Cate Blanchett snagged the best actress prize at Venice as Jude Quinn, the coolest Dylan of all, Subterranean Homesick Dylan of the late 60s.

Each Dylan gets his own film in its own style: Woody Guthrie’s hobo peregrination through the end days of Eisenhower’s America, Jack Rollins’s after-the-fact documentary, the dazzling recreation of the black-and-white worlds of Don’t Look Back and every other high-end Italian movie of the early 60s.

I’ve seen the film twice, and the amount of thought that has gone into the elaborate, circular structuring of I’m Not There – there are wheels within wheels within wheels – is staggering. Swiss watchmakers would weep at the precision.

At the same time, it may be a movie that’s been overthought. A.O. Scott in the New York Times called it a rebus, and that’s accurate. I’m Not There is filmmaking as a form of intellectual puzzle creation.

Haynes is a brilliant filmmaker, but he’s also a formalist who keeps emotion at arm’s length. I don’t think it’s an accident that his two most artistically successful films, Safe and Far From Heaven, are anchored by intensely emotional Julianne Moore performances. She gives his films something they don’t really have on their own. Moore is here as well, playing “I’m Not Joan Baez.”

That detachment was the real problem with Haynes’s Velvet Goldmine – you can never figure out where its emotional centre lies.

In I’m Not There, Haynes chooses to treat Dylan’s domestic life at about three removes. The Dylan in the segment dealing with this is the one who isn’t Dylan but the actor who played him, and Haynes puts Heath Ledger, his most emotionally opaque star, in that role.

Haynes is most comfortable when he has a style to fall into, as when he wallowed in the Douglas Sirk/Russell Metty compositions of Far From Heaven. But the Richard Gere segment of the film, an unsuccessful surrealist Peckinpah-Altman-style western, eludes him. I understand what it’s doing there and what it represents in Dylan’s career, the whole silence after the motorcycle crash, John Wesley Harding element, but it’s stylistically vague. And, despite strong work by Gere, it’s unnecessary, save for its completion of the grand circle of the film, its ending bringing us back to the film’s beginning.

Haynes could’ve ended the film on Blanchett’s Jude in the limo, talking about traditional music and turning to the camera for a great silent close-up.

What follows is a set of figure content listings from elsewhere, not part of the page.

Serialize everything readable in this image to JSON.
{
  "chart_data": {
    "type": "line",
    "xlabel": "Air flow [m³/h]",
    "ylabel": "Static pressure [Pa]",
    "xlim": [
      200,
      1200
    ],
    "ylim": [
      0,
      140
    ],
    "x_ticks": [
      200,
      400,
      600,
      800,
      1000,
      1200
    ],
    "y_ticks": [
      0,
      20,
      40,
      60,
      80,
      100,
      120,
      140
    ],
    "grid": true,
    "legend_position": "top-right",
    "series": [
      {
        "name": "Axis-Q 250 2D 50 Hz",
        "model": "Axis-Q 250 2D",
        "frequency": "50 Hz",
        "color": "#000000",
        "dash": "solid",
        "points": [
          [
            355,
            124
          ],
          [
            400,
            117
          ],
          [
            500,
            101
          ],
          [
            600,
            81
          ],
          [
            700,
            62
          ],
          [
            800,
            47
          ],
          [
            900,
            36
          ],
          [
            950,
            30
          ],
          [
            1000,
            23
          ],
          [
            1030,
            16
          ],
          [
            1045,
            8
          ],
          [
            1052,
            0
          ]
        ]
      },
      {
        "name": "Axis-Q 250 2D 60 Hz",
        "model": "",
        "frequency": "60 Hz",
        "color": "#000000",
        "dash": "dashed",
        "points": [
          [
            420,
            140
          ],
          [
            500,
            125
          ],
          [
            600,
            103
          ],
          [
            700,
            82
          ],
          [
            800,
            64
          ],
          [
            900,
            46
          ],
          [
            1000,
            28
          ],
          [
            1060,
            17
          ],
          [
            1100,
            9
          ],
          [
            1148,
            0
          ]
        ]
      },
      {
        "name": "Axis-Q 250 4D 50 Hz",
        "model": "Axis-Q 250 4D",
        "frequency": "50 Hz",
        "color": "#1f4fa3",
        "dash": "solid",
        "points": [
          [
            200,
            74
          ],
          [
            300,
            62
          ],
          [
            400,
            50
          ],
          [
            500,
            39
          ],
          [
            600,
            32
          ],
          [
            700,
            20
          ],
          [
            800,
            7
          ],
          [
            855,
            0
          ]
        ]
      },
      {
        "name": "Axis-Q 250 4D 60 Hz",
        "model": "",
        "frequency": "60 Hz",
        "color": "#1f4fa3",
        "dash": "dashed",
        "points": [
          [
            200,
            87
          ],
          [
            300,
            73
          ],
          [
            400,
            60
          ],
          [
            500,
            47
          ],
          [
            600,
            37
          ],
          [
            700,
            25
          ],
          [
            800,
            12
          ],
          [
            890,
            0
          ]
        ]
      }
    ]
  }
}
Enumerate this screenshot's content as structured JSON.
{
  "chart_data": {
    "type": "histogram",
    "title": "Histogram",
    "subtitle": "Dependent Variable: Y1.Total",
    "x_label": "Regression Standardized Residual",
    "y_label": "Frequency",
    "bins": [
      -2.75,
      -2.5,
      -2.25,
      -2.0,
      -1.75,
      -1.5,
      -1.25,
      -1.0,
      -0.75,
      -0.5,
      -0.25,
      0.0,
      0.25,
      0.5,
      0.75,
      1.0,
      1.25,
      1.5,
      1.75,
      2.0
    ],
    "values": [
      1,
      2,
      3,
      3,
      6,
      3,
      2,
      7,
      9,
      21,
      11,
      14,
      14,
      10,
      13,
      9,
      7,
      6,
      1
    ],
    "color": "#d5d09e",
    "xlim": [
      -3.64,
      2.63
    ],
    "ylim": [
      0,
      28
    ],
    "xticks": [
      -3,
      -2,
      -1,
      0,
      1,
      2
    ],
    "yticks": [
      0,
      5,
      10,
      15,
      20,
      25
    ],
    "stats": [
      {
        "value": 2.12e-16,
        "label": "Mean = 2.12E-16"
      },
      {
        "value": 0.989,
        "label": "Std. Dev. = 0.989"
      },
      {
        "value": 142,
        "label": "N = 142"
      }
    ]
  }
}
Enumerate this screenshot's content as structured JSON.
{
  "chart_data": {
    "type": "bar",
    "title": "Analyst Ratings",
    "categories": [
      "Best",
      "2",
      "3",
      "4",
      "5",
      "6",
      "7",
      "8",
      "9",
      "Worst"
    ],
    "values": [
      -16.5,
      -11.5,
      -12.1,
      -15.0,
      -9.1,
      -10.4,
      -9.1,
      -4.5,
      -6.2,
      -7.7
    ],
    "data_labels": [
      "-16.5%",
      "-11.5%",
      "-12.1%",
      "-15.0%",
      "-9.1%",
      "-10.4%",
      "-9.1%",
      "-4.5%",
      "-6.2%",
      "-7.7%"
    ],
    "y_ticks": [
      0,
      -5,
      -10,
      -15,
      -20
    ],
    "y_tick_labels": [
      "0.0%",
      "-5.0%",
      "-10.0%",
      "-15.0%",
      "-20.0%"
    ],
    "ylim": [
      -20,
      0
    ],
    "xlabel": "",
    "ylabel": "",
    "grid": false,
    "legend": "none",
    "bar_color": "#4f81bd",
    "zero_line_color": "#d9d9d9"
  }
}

It’s an astonishing moment, a Garbo close-up in the unlikeliest of contexts, undercut by the director’s structural need to go on for another five minutes.

But the fact that a film is too long doesn’t mean it’s not worth seeing. For much of its running time, it’s highly entertaining. There’s a great performance at its heart, and it’s loaded with stylistic dazzle. I’m not sure what it will mean to people who don’t like Dylan or know a good deal about him. Part of the pleasure is in the recognition of what Haynes is recreating or referencing.

Speaking of Dylan, the songs are exceptionally well-chosen, and if you don’t want to spring for the whole soundtrack, which isn’t actually the soundtrack – the Dylan originals are replaced by covers on the soundtrack album – at least download Richie Havens’s giddy cover of Tombstone Blues.

There’s no film like I’m Not There (though I was reminded of Jorge Luis Borges’s famous observation about Citizen Kane that it’s a labyrinth without a centre), and we should probably take the title literally. A lot of people are claiming a degree of greatness for I’m Not There that may not be borne out by time, but it’s absolutely the smartest movie you’re going to see in any multiplex this year.

As puzzles go, it’s a lot more fun than sudoku.